Она хочет поговорить с ним и следующие несколько дней. Оправдывает собственную нерешительность плохим самочувствием и бесконечно думает-думает-думает. Перестает спать вообще, замазывает синяки под глазами прежде чем пригласить стилиста и все равно выслушивает жалобы на недостаток сна — маскировать усталость становится все сложнее. В какой-то момент не выдерживает и звонит матери. Порывается рассказать, повиниться, расплакаться в трубку и признаться во всех совершенных ею преступлениях, но нажимает на красную кнопку прежде чем гудки сменяются ласковым голосом Тамары. Смотрит на себя в зеркало и больше не узнает — не понимает, куда делся пресс, почему спина болит так нещадно, а щеки вдруг стали такими большими. И снова думает. Размышляет над вариантами, возможностями, выбором, который стоит перед ней. Игнорирует Венины звонки-сообщения и чуть ли не кидает в чёрный список в порыве очередного беспричинного гнева на саму себя и мир вокруг. В какой-то момент просто ломается. Ей надоедает собираться саму себя по кусочкам, думать о том, что могло бы быть, чем она могла бы стать; надоедает вставать по утрам с неизменной тошнотой и бледностью, смывая летнюю беззаботность вместе с персиковым загаром холодным душем; надоедает вежливо разговаривать с командой отца, постоянно подчиняться каждому их слову и вечно переживать, что кто-то узнает. И она решается. Записывается к врачу в ближайшую больницу под выдуманным именем и беззвучно кричит, запирая дверь в номер. Утешает себя тем, что осталось немного — каких-то две недели, и все закончится. Она сможет преодолеть эту зависимость — когда без чужих объятий больше не можешь, когда нужно ощущать поцелуи на своих губах, когда хочется ловить взгляд серых глаз и просто знать, что он рядом. Ей нужно только избавиться от небольшой частички себя — на данный момент единственной, связывающей их между собой. Ничего сложного. Одна таблетка в кабинете у врача или — она и на это готова пойти — пара часов на операционном столе. Выбор был сделан. В пять утра, в состоянии какого-то помешательства, когда тошнота отступила, а таблетка от головной боли наконец подействовала.
It’s 5 AM
I’m made for —
We can’t deny it!
Яна возвращает в номер совершенно выжатая. Последние дебаты оказались на удивление сложными — а может все до этого были такими же, а эти кажутся сложнее только потому что ее наконец подключили к основной команде, то есть поручили буквально выполнять какую-то настоящую работу. Не номинальную, только чтобы показать какое-то подобие бурной деятельности, а прямо реальную. Поэтому, конечно, она не заметила света в комнате. А когда заметила было слишком поздно.

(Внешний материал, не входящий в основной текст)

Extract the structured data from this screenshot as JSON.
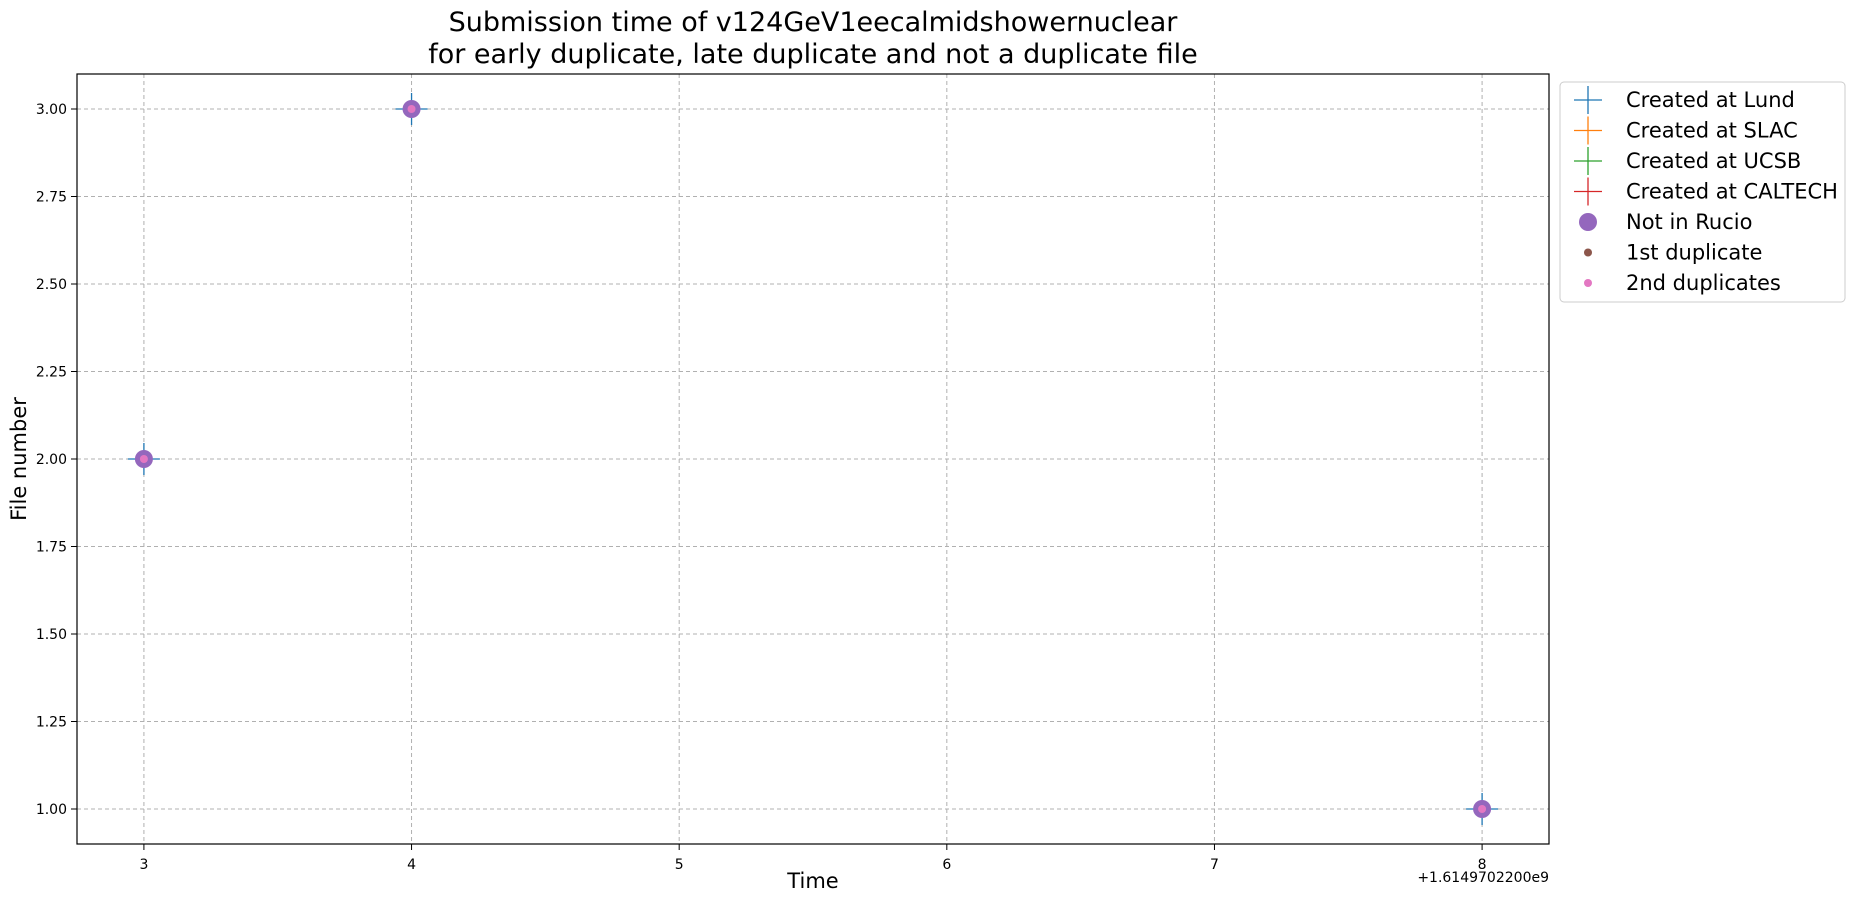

— Яна, — он смотрит ей прямо в глаза, уверенно, нагло, с вызовом. Девушка вздрагивает и чуть не роняет телефон, вовремя хватая его кончиками пальцев. Они несколько секунд молчат, поддерживая этот странный контакт, держась за эту связывающую их нить — прозрачную, незаметную глазу, но слишком отчетливо чувствующуюся где-то на крае радужки, на крае сознания.
— Тебе нельзя здесь быть, — она резко хлопает дверью, создавая лишний шум и поворачивает ключ в замке три раза — так надежнее. Яна не говорит ничего вслух, только шипит, по-змеиному, ядовито. Так, как никогда до этого с ним не разговаривала. — Как ты вообще сюда попал?
— Окно было открыто, — ну конечно. Девушка делает несколько судорожных вдохов, пытаясь сформулировать очередную возмущенную мысль, задать ещё один вопрос, только вместо этого чувствует несильное головокружение, заставляющее ее немного пошатнуться. Яна быстро находит равновесие, не теряя достоинства, только в глаза ему больше смотреть не может, потому что вспоминает, зачем весь этот цирк.
Они молчат некоторое время, потому что обоим есть, что сказать, но они ещё пытаются держаться за эту туманную возможность сохранить отношения, расставшись на приятной ноте — как в Петербурге. Потому что здесь ничего больше нет — нет ночей вместе, нет бесконечных разговоров ни о чем и успокаивающей тишины. В этой стране между ними ничего не было, нет и не будет никогда. Как в сотне других стран и городов, с которыми их двоих ничего не связывает. Яна осторожно садится на краешек кровати, боясь разрушить это хрупкое равновесие между ними, потревожить это ощущение безопасности и правильности, неизменно возникающее каждый раз, когда они оказывались рядом.
— Ты думаешь я слепой? — Горько спрашивает юноша. С той вкрадчивой нежностью, которой каждое его слово по отношению к ней всегда было пропитано, но в то же время с уверенностью человека, обреченного на смертную казнь. — Ты думаешь, я ничего не вижу, да? Не замечаю того, что у тебя задержка, не замечаю токсикоза, боли в пояснице, того, как ты глаза отводишь?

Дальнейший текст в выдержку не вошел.